O impacto é ainda maior entre as crianças mais pobres, pretas e pardas. Além de terem tido menos oportunidade de continuar estudando a distância, foram esses alunos que ficaram mais tempo com as escolas fechadas no país.
“Os dados reforçam o que outras pesquisas já apontaram, a pandemia teve impactos brutais no aprendizado das crianças e reforçou as imensas desigualdades que já existiam no país. É urgente colocar em prática políticas que tenham como prioridade o ensino das crianças mais pobres, pretas e pardas”, diz Gabriel Corrêa, gerente de políticas educacionais do Todos pela Educação.
Entre as crianças que moram nos 25% de domicílios mais pobres do país, 51% não sabem ler e escrever. Já entre as que moram nos 25% mais ricos, 16,6% ainda não tinham aprendido.

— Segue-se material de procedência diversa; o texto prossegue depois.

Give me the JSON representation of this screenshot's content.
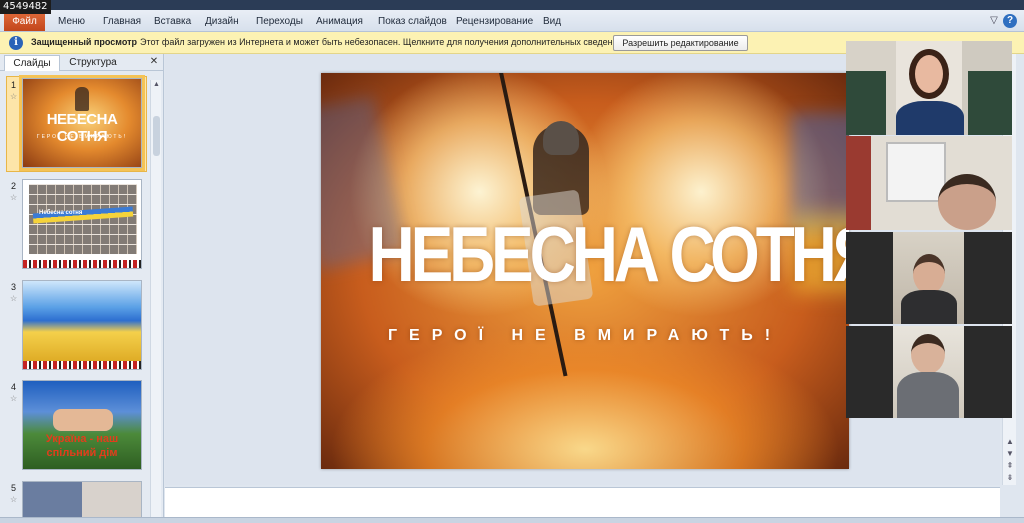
{
  "meeting_id": "4549482",
  "ribbon": {
    "file_tab": "Файл",
    "tabs": [
      "Меню",
      "Главная",
      "Вставка",
      "Дизайн",
      "Переходы",
      "Анимация",
      "Показ слайдов",
      "Рецензирование",
      "Вид"
    ],
    "help_icon": "?",
    "collapse_icon": "▽"
  },
  "protected_view": {
    "title": "Защищенный просмотр",
    "message": "Этот файл загружен из Интернета и может быть небезопасен. Щелкните для получения дополнительных сведений.",
    "button": "Разрешить редактирование",
    "info_icon": "i"
  },
  "slides_pane": {
    "tabs": [
      "Слайды",
      "Структура"
    ],
    "close_icon": "✕",
    "slides": [
      {
        "number": "1",
        "title": "НЕБЕСНА СОТНЯ",
        "subtitle": "ГЕРОЇ НЕ ВМИРАЮТЬ!",
        "selected": true
      },
      {
        "number": "2",
        "label": "Небесна сотня",
        "selected": false
      },
      {
        "number": "3",
        "selected": false
      },
      {
        "number": "4",
        "line1": "Україна - наш",
        "line2": "спільний дім",
        "selected": false
      },
      {
        "number": "5",
        "selected": false
      }
    ]
  },
  "current_slide": {
    "title": "НЕБЕСНА СОТНЯ",
    "subtitle": "ГЕРОЇ НЕ ВМИРАЮТЬ!"
  },
  "colors": {
    "file_tab": "#c9511f",
    "protected_bar": "#fcf2b3",
    "selection": "#f4c356"
  }
}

As crianças pretas e pardas, que já tinham o direito menos assegurado em anos anteriores, foram ainda mais impactadas. A diferença entre o percentual de crianças brancas e pretas que não sabiam ler e escrever subiu de 8,5 pontos percentuais para 12,3 entre 2019 e 2021.
Em 2019, 20,3% das crianças brancas não sabiam ler e escrever. O percentual subiu para 35,1%, em 2021. No mesmo período, entre as crianças pretas, a proporção cresceu de 28,8% para 47,4%. Entre as pardas, subiu de 28,2% para 44,5%.
“As crianças negras e as mais pobres tiveram menos oportunidade de continuar estudando durante a pandemia, principalmente por terem tido menos acesso ao ensino remoto. Por isso, precisamos de ações que sejam pensadas para quem foi mais prejudicado. Infelizmente, não é o que estamos vendo”, diz Corrêa.
Desde o início da pandemia, o Ministério da Educação, que tem uma secretaria exclusiva para a alfabetização, não desenvolveu nenhum programa ou destinou recursos extras às escolas para evitar prejuízos nessa fase de aprendizado. Questionada, a pasta não respondeu sobre suas ações.
Segundo Corrêa, com a ausência do governo federal, é importante que os estados apoiem técnica e financeiramente os municípios para garantir a qualidade da educação nos primeiros anos escolares. “As escolas municipais são responsáveis pela maioria das matrículas nos anos iniciais do fundamental, mas não podemos achar que o desafio é só ter as crianças dentro da sala de aula, precisamos garantir educação de qualidade. E os estados precisam ajudar.”
Na cidade mais rica do país, nem mesmo a matrícula de todas as crianças dessa idade foi garantida no início deste ano letivo. Em São Paulo, até 14 mil alunos que estão ingressando no 1º ano do ensino fundamental não tiveram vaga assegurada pelo governo estadual nem pela prefeitura.
“É o reflexo da falta de planejamento e cooperação entre o governo e a prefeitura. Essa situação dá um indicativo do tamanho do desafio que estados e municípios mais pobres podem ter pela frente se não tiverem organização e apoio. Garantir escola é só o primeiro passo, nós precisamos de escola de qualidade”, diz Corrêa.